Gallery: HWKN’s Spiky-Armed Bright Blue “Wendy” Wins the 2012 MoMA PS1 ...

Every year, we anxiously await the announcement of the winner of MoMA PS1 Young Architects Program (YAP) -- the news means that cutting edge summer fun is just around the corner! This year's winning pavilion has just been revealed, and we are thrilled to announce that once again, a local firm has taken the top prize. HWKN created a zany platform and pavilion called Wendy that combines water canons, air cleaning capabilities, and a massively cool, spiky-armed design. During its tenure at the courtyard, this incredible project will remove emissions equivalent to taking 260 cars off the road and will no doubt make the 13th Warm-Up music series one of the best yet.

The temporary MoMA PS1 outdoor installations are expected to provide shade, seating, and water, and designs are judged based on their creative attention to sustainability, recycling, and space and material management. YAP jurors picked the project submitted by HWKN (Matthias Hollwich and Marc Kushner from New York) out of five talented finalists, and it’s easy to see why.
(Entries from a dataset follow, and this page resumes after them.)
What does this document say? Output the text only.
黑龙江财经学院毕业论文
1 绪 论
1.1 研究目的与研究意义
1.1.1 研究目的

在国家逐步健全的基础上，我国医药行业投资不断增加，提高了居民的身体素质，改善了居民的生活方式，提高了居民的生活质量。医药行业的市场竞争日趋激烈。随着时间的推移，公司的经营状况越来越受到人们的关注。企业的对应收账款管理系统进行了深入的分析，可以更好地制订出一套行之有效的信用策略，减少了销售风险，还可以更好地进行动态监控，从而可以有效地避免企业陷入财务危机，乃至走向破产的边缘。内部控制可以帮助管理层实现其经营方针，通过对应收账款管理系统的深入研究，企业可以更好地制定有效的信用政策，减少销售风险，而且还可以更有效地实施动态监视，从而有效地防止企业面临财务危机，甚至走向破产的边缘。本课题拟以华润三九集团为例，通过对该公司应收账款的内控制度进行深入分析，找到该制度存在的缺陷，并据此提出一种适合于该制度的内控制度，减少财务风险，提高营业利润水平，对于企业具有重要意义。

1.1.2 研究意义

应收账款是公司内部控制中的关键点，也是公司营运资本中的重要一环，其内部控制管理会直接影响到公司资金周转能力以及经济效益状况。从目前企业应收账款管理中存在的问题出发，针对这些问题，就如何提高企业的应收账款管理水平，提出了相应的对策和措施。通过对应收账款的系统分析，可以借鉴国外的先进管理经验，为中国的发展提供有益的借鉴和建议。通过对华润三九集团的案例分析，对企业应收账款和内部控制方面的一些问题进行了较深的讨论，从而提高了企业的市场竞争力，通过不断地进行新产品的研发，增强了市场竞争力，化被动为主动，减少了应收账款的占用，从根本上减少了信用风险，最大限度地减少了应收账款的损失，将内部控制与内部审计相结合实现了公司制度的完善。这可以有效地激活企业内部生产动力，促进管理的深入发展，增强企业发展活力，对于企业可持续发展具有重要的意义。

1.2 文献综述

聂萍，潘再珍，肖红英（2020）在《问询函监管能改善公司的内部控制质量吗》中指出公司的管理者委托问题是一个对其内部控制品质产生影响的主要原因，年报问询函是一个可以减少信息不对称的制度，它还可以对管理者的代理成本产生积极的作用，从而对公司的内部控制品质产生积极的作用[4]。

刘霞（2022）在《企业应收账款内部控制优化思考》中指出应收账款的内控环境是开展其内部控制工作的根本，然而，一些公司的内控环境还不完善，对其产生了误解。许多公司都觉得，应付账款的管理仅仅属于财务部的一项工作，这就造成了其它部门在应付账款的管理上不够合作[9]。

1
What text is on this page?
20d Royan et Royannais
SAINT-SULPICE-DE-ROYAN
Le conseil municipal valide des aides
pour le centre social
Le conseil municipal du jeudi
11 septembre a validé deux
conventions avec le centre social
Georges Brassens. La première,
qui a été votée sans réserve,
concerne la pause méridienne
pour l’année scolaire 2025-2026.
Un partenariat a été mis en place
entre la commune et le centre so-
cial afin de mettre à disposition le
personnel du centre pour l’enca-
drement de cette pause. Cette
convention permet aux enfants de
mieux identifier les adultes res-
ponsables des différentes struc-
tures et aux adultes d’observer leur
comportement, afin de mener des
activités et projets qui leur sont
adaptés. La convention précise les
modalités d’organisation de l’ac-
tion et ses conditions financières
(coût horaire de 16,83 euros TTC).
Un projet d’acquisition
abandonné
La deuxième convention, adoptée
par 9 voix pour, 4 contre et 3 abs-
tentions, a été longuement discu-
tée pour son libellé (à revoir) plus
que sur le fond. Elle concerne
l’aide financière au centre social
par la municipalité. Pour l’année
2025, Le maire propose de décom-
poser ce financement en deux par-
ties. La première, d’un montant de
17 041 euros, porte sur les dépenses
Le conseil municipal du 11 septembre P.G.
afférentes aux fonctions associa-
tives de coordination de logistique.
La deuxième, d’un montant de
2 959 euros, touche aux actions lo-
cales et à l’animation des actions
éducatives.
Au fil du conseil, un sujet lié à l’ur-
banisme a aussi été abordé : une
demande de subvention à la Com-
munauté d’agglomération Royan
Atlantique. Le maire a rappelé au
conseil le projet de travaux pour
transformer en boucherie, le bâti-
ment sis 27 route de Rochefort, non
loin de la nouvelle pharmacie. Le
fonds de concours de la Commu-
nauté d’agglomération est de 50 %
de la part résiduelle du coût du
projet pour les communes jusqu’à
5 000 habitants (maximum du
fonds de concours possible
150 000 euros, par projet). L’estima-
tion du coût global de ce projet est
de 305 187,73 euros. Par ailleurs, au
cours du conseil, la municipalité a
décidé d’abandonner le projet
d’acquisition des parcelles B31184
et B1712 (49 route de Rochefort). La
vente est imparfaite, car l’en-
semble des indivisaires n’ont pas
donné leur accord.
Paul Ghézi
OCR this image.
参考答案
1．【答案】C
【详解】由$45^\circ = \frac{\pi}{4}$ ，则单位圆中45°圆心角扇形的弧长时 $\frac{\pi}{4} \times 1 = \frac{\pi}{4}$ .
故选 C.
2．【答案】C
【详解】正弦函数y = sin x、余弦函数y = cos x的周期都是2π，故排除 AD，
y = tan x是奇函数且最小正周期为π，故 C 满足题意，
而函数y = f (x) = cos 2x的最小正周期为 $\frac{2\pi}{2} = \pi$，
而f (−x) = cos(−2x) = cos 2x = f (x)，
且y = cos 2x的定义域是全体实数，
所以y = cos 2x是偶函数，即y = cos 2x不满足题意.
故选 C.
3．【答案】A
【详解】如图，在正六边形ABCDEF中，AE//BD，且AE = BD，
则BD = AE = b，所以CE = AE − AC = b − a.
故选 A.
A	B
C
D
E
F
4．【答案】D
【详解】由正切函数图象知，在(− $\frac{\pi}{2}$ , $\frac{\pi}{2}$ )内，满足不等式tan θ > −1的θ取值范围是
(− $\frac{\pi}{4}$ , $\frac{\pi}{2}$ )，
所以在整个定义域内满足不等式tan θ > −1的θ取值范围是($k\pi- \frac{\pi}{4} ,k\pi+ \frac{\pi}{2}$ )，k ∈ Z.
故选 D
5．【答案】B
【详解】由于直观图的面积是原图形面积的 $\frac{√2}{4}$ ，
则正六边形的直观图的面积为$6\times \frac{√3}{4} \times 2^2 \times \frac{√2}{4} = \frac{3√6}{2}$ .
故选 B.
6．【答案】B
Wendy, opening at MoMA PS1 in Long Island City in late June, tests the boundaries of architecture and only finds limits in shade, win, rain, music, and visual identity. The pavilion is covered in nylon fabric treated with a groundbreaking titania nano particle spray that actually neutralizes polluting airborne particles. In addition to its unique air-scrubbing material, Wendy features spiky arms that spray water and push out blasts of cool air and water mists that will take the edge off New York’s hot and humid summers.

“HollwichKushner’s proposal for YAP 2012 is sure to make a memorable impression over the summer at MoMA PS1,” said Pedro Gadanho, Curator in MoMA’s Department of Architecture and Design. “It is iconic, but with a twist. By combining off-the-shelf materials and scaffolding systems with the latest cry in nanotechnology it is able to produce both an out-of-the-box ecological statement and a bold architectural gesture. It is economical and terse in terms of its design, and yet, through its positioning and scale, it also smartly projects different possibilities for use and social appropriation across the entire site where it sits—including the ability to reach out for those outside the museum’s walls.”

Wendy doesn’t only establish a space, it generates an experimental, ecologically-sound environment bound to inspire one of the world’s most creative cities. And that’s what MoMA PS1 is all about.